MLServer
MLServer copied to clipboard
InferenceRequests with Tensor of Tensors does not decode properly
Hello,
First of all thank you for the project, and the time spent on it.
We have a very simple MLFlow pyfunc model that is being pickled and loaded in a MLSever.
When loading the MLFlow model in MLServer (download the artifacts and start a mlserver start we see that the InferenceRequest is not properly parsed.
Code that we use: model:
import mlflow
import pandas as pd
class Model(mlflow.pyfunc.PythonModel):
def __init__(self) -> None:
pass
def predict(self, self,
context,
model_input: pd.DataFrame,
params=None,) -> pd.DataFrame:
print(model_input)
return model_input
We load the model in mlserver and that model is being invoqued using two endpoints.
- we invoke using the v2 infer endpoint (
/v2/models/model/infer) with a payload that look like this:
dataframe = pd.DataFrame({'test':[['test', 'test']], 'input_1': ['1']})
request = requests.post('http://localhost:8080/v2/models/model/infer, data=PandasCodec.encode_request(df).json())

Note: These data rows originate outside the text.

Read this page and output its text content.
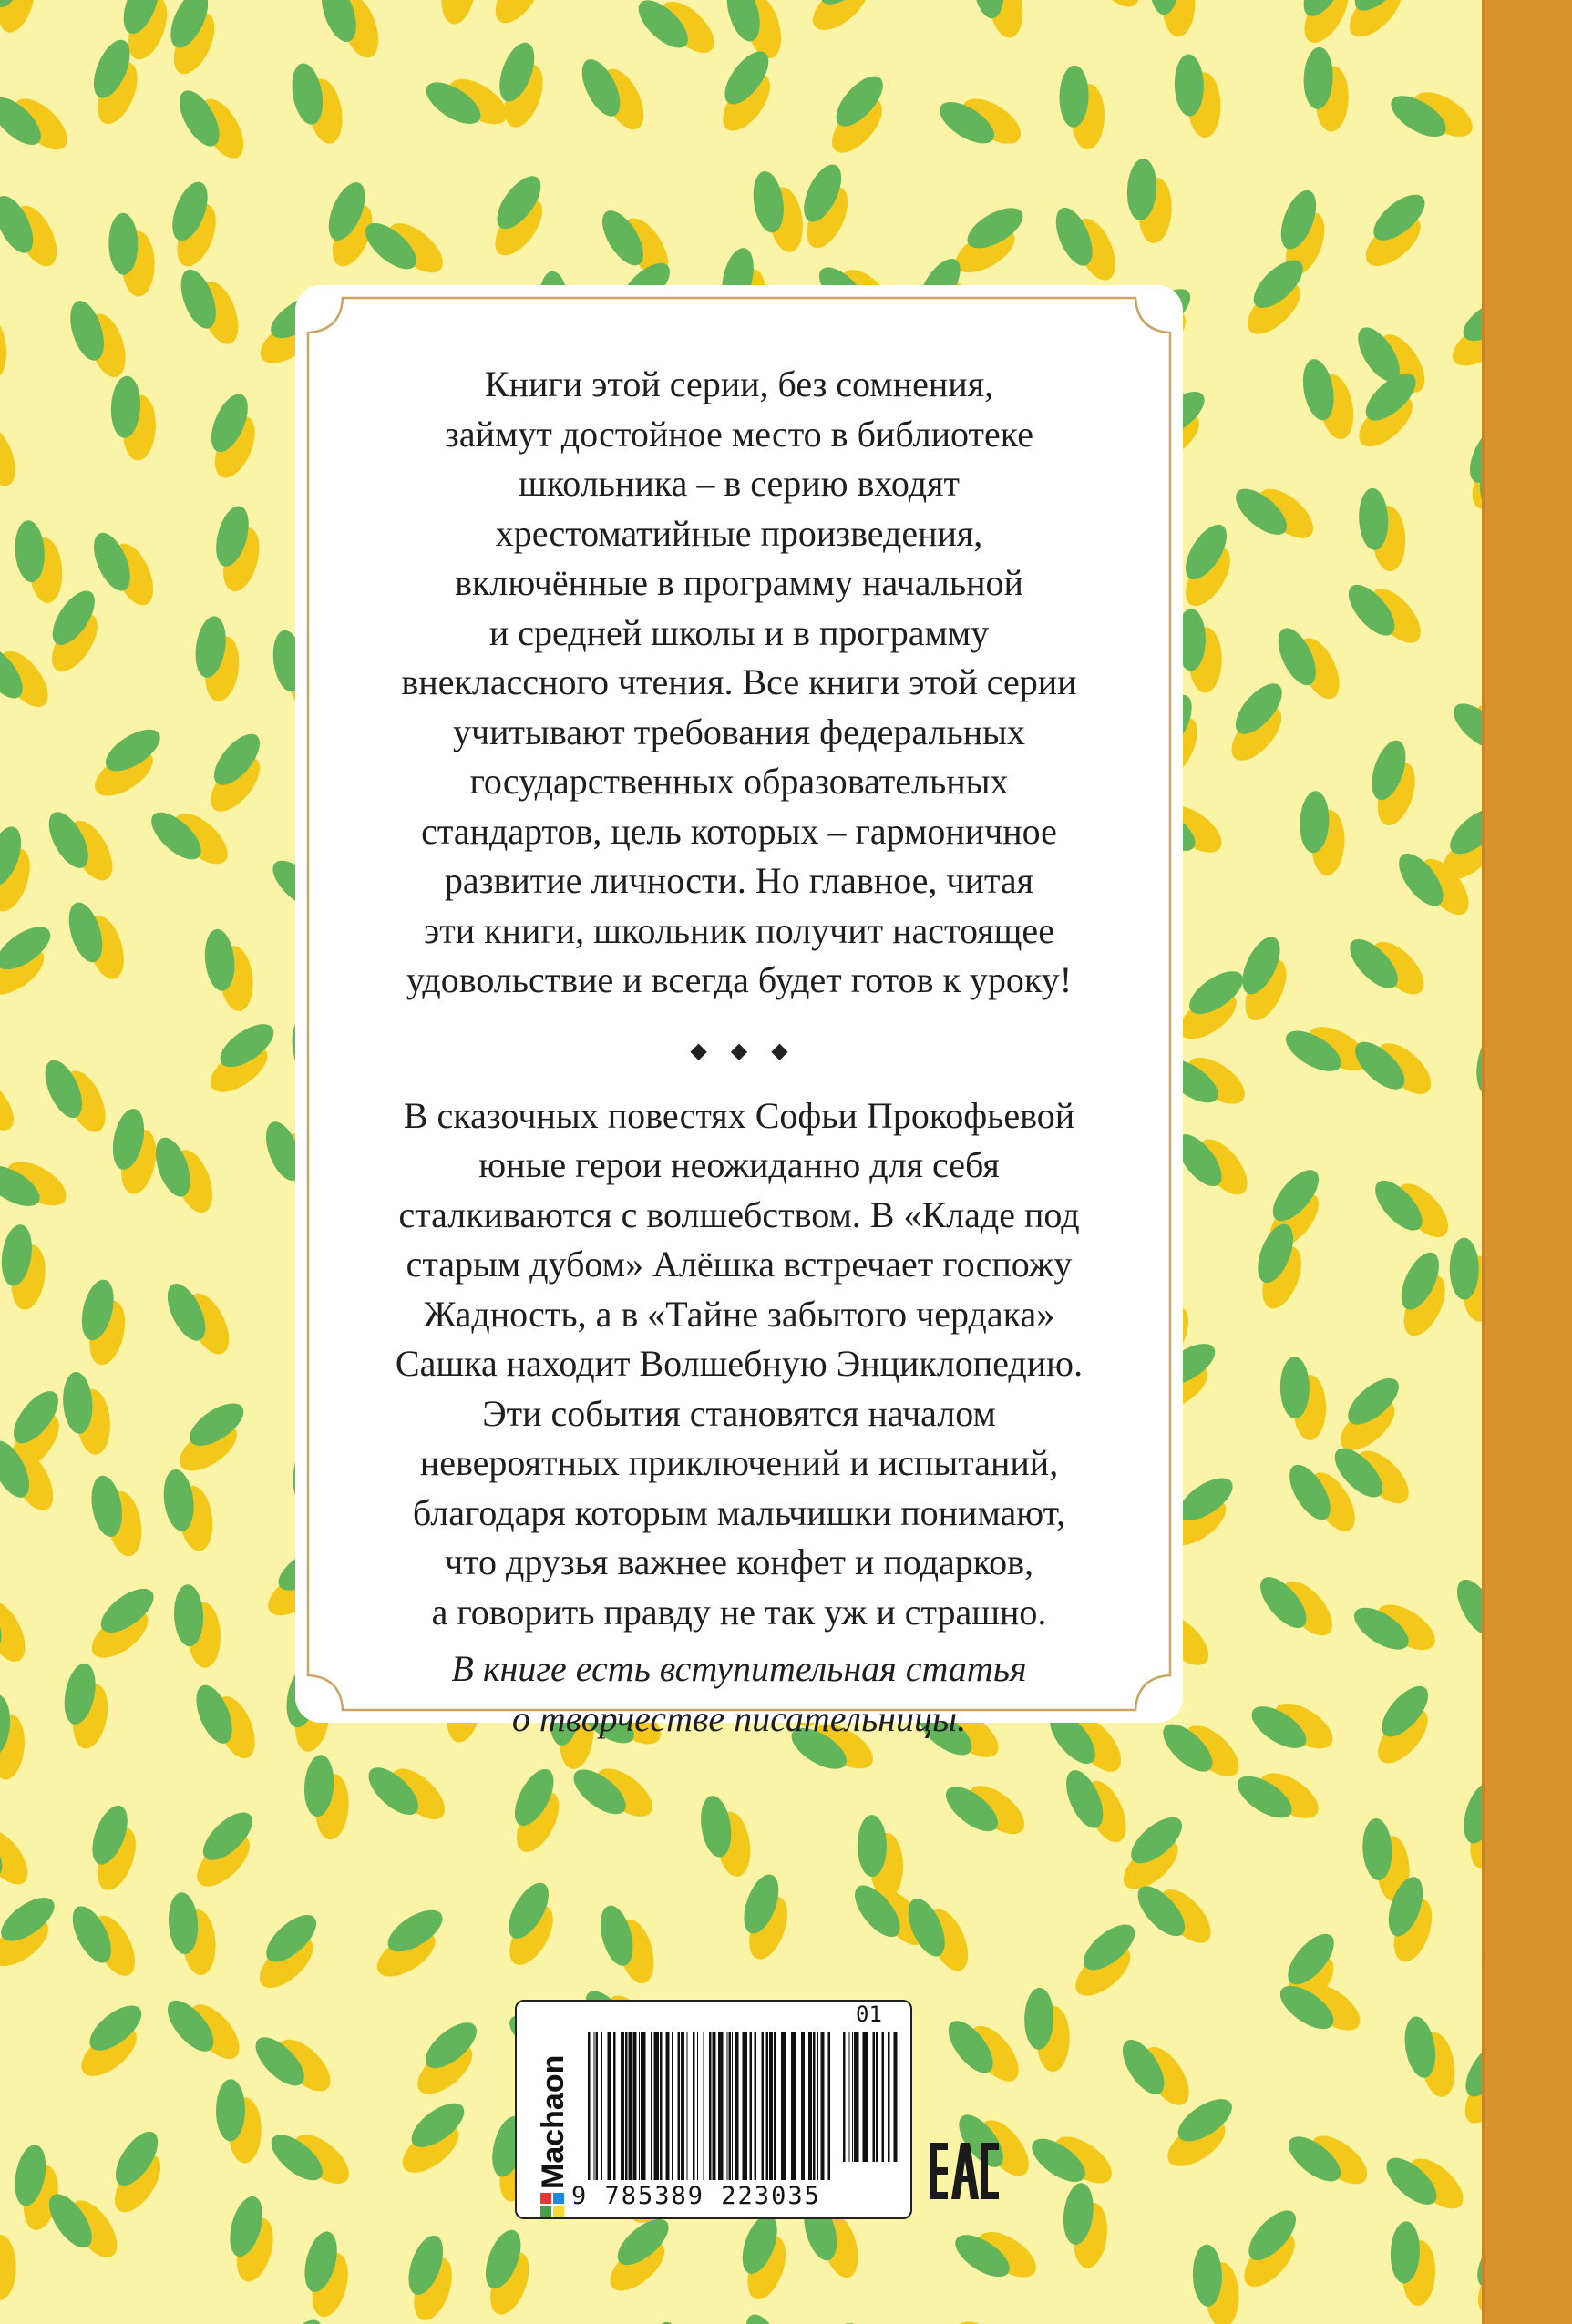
Книги этой серии, без сомнения,

займут достойное место в библиотеке

школьника – в серию входят

хрестоматийные произведения,

включённые в программу начальной

и средней школы и в программу

внеклассного чтения. Все книги этой серии

учитывают требования федеральных

государственных образовательных

стандартов, цель которых – гармоничное

развитие личности. Но главное, читая

эти книги, школьник получит настоящее

удовольствие и всегда будет готов к уроку!

◆◆◆

В сказочных повестях Софьи Прокофьевой

юные герои неожиданно для себя

сталкиваются с волшебством. В «Кладе под

старым дубом» Алёшка встречает госпожу

Жадность, а в «Тайне забытого чердака»

Сашка находит Волшебную Энциклопедию.

Эти события становятся началом

невероятных приключений и испытаний,

благодаря которым мальчишки понимают,

что друзья важнее конфет и подарков,

а говорить правду не так уж и страшно.

В книге есть вступительная статья

о творчестве писательницы.

Machaon
01
9 785389 223035
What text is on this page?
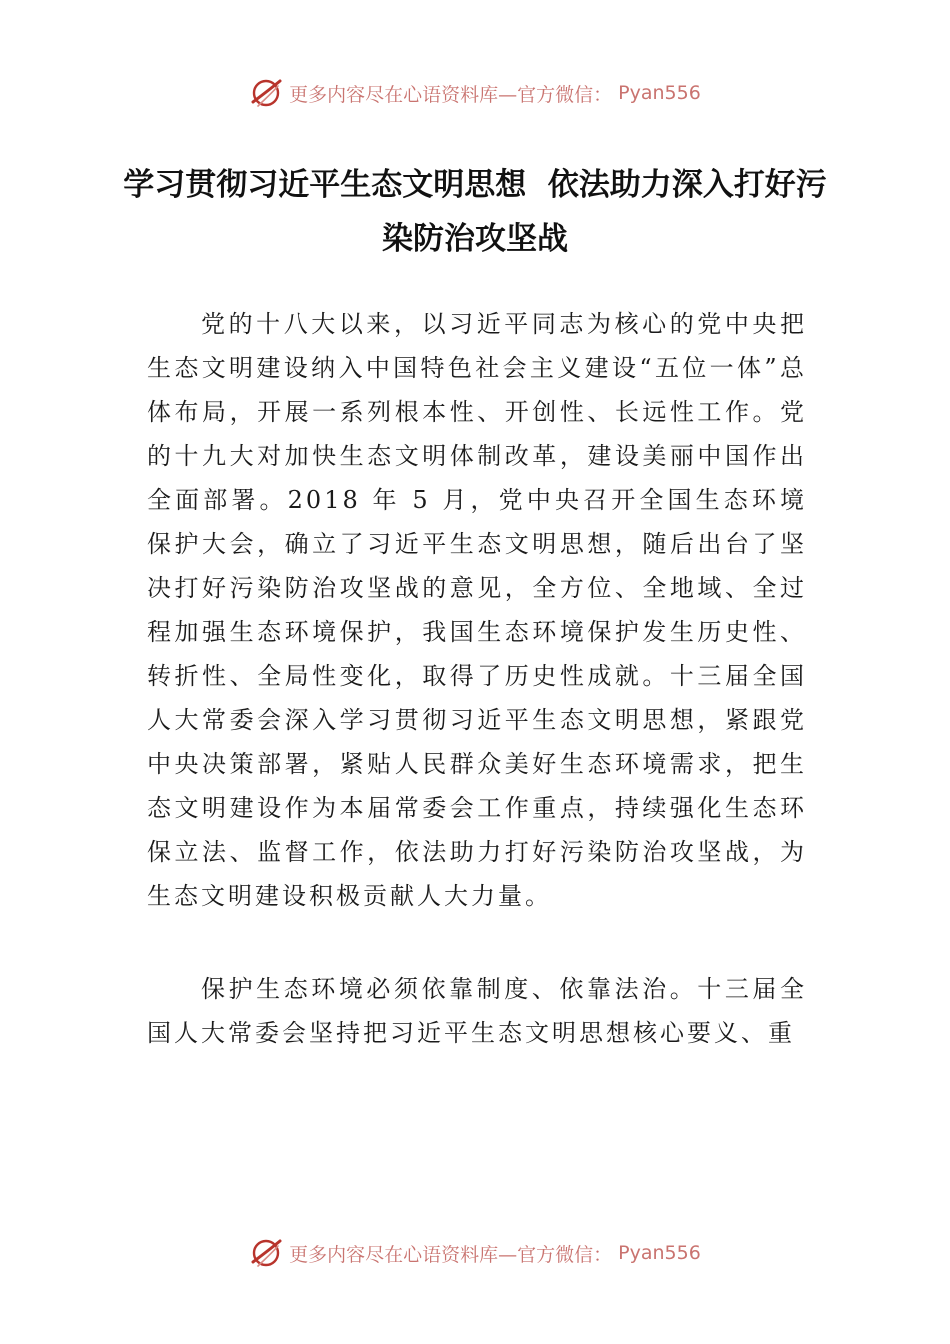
更多内容尽在心语资料库—官方微信： Pyan556
学习贯彻习近平生态文明思想  依法助力深入打好污染防治攻坚战

党的十八大以来，以习近平同志为核心的党中央把生态文明建设纳入中国特色社会主义建设“五位一体”总体布局，开展一系列根本性、开创性、长远性工作。党的十九大对加快生态文明体制改革，建设美丽中国作出全面部署。2018 年 5 月，党中央召开全国生态环境保护大会，确立了习近平生态文明思想，随后出台了坚决打好污染防治攻坚战的意见，全方位、全地域、全过程加强生态环境保护，我国生态环境保护发生历史性、转折性、全局性变化，取得了历史性成就。十三届全国人大常委会深入学习贯彻习近平生态文明思想，紧跟党中央决策部署，紧贴人民群众美好生态环境需求，把生态文明建设作为本届常委会工作重点，持续强化生态环保立法、监督工作，依法助力打好污染防治攻坚战，为生态文明建设积极贡献人大力量。

保护生态环境必须依靠制度、依靠法治。十三届全国人大常委会坚持把习近平生态文明思想核心要义、重

更多内容尽在心语资料库—官方微信： Pyan556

logs from the server: Actual:
INFO: 192.168.65.1:21457 - "POST /v2/models/item-knn/infer HTTP/1.1" 500 Internal Server Error
INFO:namespace.models.item_knn: input_1 test
0 1
What we would expect:
INFO: 192.168.65.1:21457 - "POST /v2/models/item-knn/infer HTTP/1.1" 500 Internal Server Error
INFO:namespace.models.item_knn: input_1 test
0 1 ['test', 'test']
(note that we also discovered a bug in the codec and/or the doc, we need to use data and not JSON as this encoding would encode the string as byte string in python that can't be parsed with JSON, I will open an issue if you think this is a bug, or simply a bad usage from us with all the code we used and how to reproduce exactly the bug)
When calling this function we would expect the dataframe to be 1, ['test','test'] however it's actually 1, None, we used multiple ways to encode this dataframe with shapes defined differently, but they dont work.
- We use the
invocationsendpoint from mlflow directly, this works as expected with all the encoding proposed on their website.
We looked at a lot of places, and we realized that one of the issue is that the InferenceProtocol decode function does not look at the shape. So even if we flatten the array to get ['test', 'test'] as the reprensentation, the array will still be considered as an array of several 1 element therefore cannot be parsed correctly.
Our questions?
- Is this a bug? And if yes is this known and would there be any workaround to pass an array of value to a model (would it be MLFlow Pyfunc or any other type, as the model itself does work)
- Is this simply a bad usage of the InferenceProtocol API from our end that could be resolved by looking at some documentation?